What about federal regulations? The Family and Medical Leave Act (FMLA), enacted in 1993, requires certain employers to provide unpaid, job-protected leave for qualifying medical or family reasons. While FMLA ensures job security, it doesn’t mandate paid leave. Additionally, the law only applies to businesses with 50 or more employees. As a result, many states have introduced PFML laws to offer financial support during leave periods. These state-level programs are typically funded through employer and/or employee payroll contributions, which are handled by employers using their payroll systems.
Choose your state below to check for existing or upcoming PFML requirements.
2025 State-by-State PFML Overview The interactive map outlines the PFML status in each state, including implementation dates, covered leave reasons, employee eligibility, and employer obligations. States such as California, Colorado, and Connecticut already have programs in effect, while others, including Delaware, Maine, and Minnesota, are rolling out benefits in 2025 or later.
Here are a few examples:
- California: Offers partial wage replacement for up to six weeks for bonding with a new child or caring for a seriously ill family member. Funded through mandatory payroll contributions to the State Disability Insurance program.
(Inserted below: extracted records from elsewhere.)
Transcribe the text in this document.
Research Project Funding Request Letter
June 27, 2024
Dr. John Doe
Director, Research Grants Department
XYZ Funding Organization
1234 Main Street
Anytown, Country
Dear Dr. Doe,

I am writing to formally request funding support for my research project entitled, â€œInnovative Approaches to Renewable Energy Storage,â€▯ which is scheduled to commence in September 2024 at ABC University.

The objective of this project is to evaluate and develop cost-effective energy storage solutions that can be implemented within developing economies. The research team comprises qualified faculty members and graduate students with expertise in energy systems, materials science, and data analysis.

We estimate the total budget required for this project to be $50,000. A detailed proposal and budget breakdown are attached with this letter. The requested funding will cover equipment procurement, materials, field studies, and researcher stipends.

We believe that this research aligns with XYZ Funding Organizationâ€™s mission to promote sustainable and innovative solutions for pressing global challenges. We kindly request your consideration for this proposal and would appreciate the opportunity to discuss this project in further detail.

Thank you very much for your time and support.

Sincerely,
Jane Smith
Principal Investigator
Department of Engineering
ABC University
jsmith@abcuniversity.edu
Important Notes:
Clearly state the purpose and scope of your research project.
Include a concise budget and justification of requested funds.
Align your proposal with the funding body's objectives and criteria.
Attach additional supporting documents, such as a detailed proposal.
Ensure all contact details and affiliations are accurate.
- Colorado: Employees receive up to 12 weeks of paid leave for qualifying events. Contributions began in 2023, and benefits started in 2024.
- Delaware: Will begin collecting payroll contributions in 2025, with benefits starting in 2026.
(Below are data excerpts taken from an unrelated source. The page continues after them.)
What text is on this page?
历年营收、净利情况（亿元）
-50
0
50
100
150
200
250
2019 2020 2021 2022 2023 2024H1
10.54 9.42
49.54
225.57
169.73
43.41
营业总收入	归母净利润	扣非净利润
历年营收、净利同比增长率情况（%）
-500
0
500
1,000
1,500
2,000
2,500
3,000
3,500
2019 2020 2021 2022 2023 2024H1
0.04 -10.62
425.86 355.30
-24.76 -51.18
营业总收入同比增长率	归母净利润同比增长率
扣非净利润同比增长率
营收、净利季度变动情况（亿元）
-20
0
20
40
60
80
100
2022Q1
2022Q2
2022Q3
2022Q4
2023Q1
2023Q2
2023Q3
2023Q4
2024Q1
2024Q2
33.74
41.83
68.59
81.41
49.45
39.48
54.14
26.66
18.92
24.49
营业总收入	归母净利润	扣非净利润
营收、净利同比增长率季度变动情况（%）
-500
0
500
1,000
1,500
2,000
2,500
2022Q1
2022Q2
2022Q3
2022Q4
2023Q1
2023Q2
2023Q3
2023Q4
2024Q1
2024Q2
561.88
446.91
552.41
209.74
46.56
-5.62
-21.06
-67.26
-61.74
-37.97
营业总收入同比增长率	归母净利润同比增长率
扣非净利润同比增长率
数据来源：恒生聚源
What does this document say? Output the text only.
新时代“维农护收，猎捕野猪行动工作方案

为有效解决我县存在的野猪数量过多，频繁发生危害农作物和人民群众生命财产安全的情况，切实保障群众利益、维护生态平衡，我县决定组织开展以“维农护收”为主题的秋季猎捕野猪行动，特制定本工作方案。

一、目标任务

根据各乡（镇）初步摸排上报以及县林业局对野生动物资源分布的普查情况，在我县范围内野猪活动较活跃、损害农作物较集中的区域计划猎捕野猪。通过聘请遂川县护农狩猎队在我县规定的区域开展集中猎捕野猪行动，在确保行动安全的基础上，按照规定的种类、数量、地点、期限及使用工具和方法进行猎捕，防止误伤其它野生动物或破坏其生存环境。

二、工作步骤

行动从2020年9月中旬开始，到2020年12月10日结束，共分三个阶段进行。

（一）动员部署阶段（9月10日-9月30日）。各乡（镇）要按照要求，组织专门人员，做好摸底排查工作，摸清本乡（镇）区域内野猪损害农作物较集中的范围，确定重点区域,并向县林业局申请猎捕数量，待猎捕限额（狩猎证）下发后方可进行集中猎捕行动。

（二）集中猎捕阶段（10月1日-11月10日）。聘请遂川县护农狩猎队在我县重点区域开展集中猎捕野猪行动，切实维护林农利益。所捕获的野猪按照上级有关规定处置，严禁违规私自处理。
- Illinois: Enacted the Paid Leave for All Workers Act, allowing employees to earn at least 40 hours of paid leave annually, with employer contributions starting in 2024.
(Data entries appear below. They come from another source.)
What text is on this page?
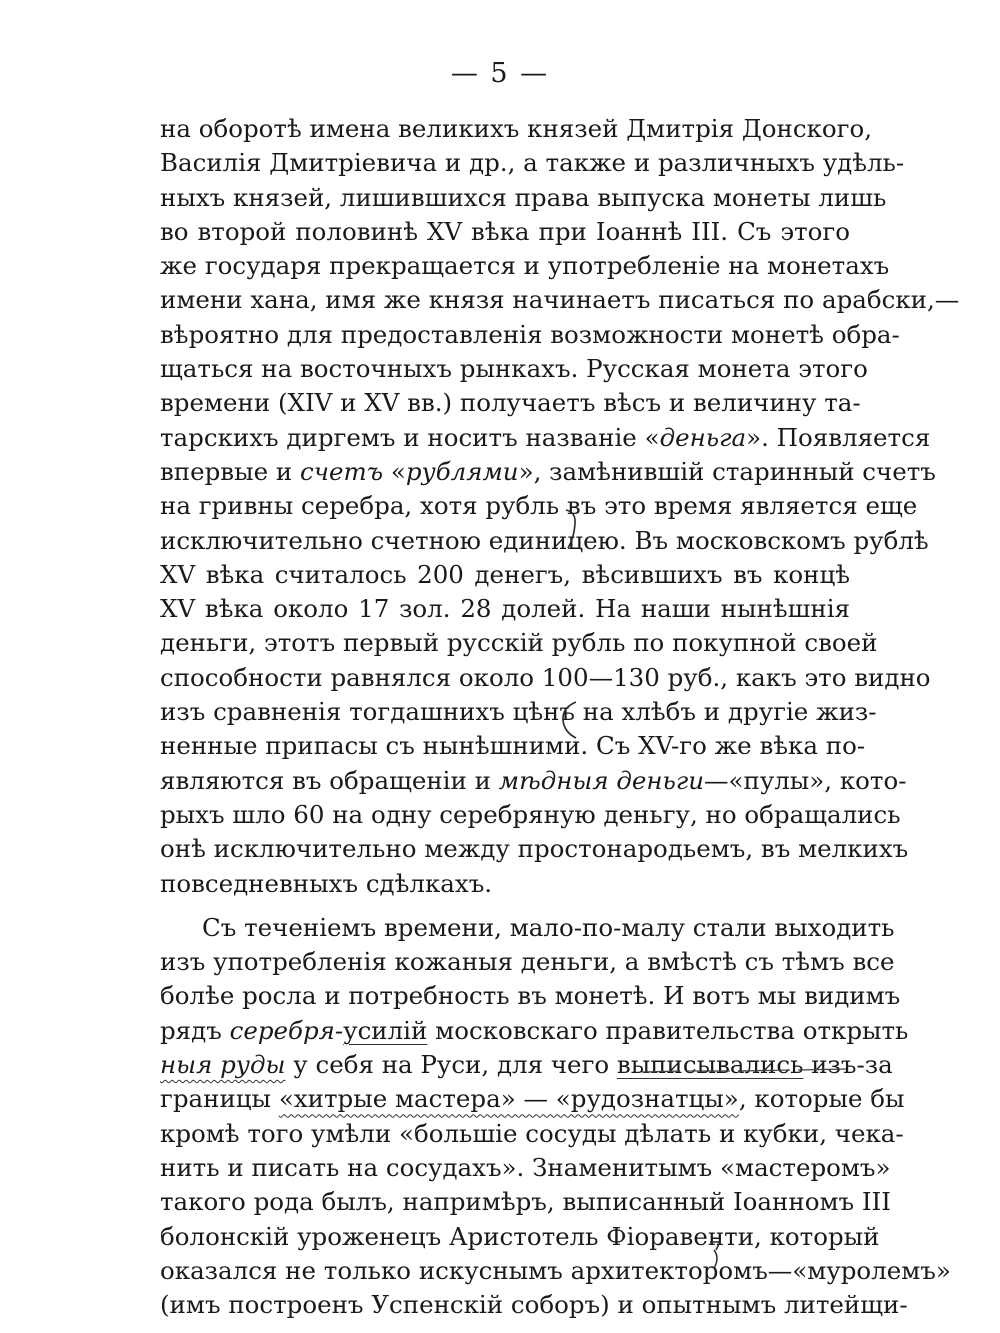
— 5 —
на оборотѣ имена великихъ князей Дмитрія Донского,
Василія Дмитріевича и др., а также и различныхъ удѣль-
ныхъ князей, лишившихся права выпуска монеты лишь
во второй половинѣ XV вѣка при Іоаннѣ III. Съ этого
же государя прекращается и употребленіе на монетахъ
имени хана, имя же князя начинаетъ писаться по арабски,—
вѣроятно для предоставленія возможности монетѣ обра-
щаться на восточныхъ рынкахъ. Русская монета этого
времени (XIV и XV вв.) получаетъ вѣсъ и величину та-
тарскихъ диргемъ и носитъ названіе «деньга». Появляется
впервые и счетъ «рублями», замѣнившій старинный счетъ
на гривны серебра, хотя рубль въ это время является еще
исключительно счетною единицею. Въ московскомъ рублѣ
XV вѣка считалось 200 денегъ, вѣсившихъ въ концѣ
XV вѣка около 17 зол. 28 долей. На наши нынѣшнія
деньги, этотъ первый русскій рубль по покупной своей
способности равнялся около 100—130 руб., какъ это видно
изъ сравненія тогдашнихъ цѣнъ на хлѣбъ и другіе жиз-
ненные припасы съ нынѣшними. Съ XV-го же вѣка по-
являются въ обращеніи и мѣдныя деньги—«пулы», кото-
рыхъ шло 60 на одну серебряную деньгу, но обращались
онѣ исключительно между простонародьемъ, въ мелкихъ
повседневныхъ сдѣлкахъ.
Съ теченіемъ времени, мало-по-малу стали выходить
изъ употребленія кожаныя деньги, а вмѣстѣ съ тѣмъ все
болѣе росла и потребность въ монетѣ. И вотъ мы видимъ
рядъ серебря-усилій московскаго правительства открыть
ныя руды у себя на Руси, для чего выписывались изъ-за
границы «хитрые мастера» — «рудознатцы», которые бы
кромѣ того умѣли «большіе сосуды дѣлать и кубки, чека-
нить и писать на сосудахъ». Знаменитымъ «мастеромъ»
такого рода былъ, напримѣръ, выписанный Іоанномъ III
болонскій уроженецъ Аристотель Фіоравенти, который
оказался не только искуснымъ архитекторомъ—«муролемъ»
(имъ построенъ Успенскій соборъ) и опытнымъ литейщи-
Employers must comply with each state’s specific rules, including posting required notices, maintaining payroll records, and managing deductions properly. Beyond’s payroll platform simplifies this process, offering automated tax and deduction calculations, and staying current with legislative changes.
Are there other states proposing new laws? Yes. States like Arizona, Iowa, Oklahoma, Tennessee, Pennsylvania, West Virginia, and North Carolina are considering paid leave legislation. Employers in these states should stay informed as new requirements may emerge.
Employers: Stay compliant and prepared With so many states updating or introducing PFML programs, it’s critical to stay informed and ensure your payroll setup aligns with state requirements. Beyond provides businesses with tools and support to navigate PFML regulations, streamline payroll tax collection, and manage employee benefits accurately.
Note: This content is intended for informational purposes only and should not be construed as legal or tax advice. Always consult with a qualified professional regarding your specific situation.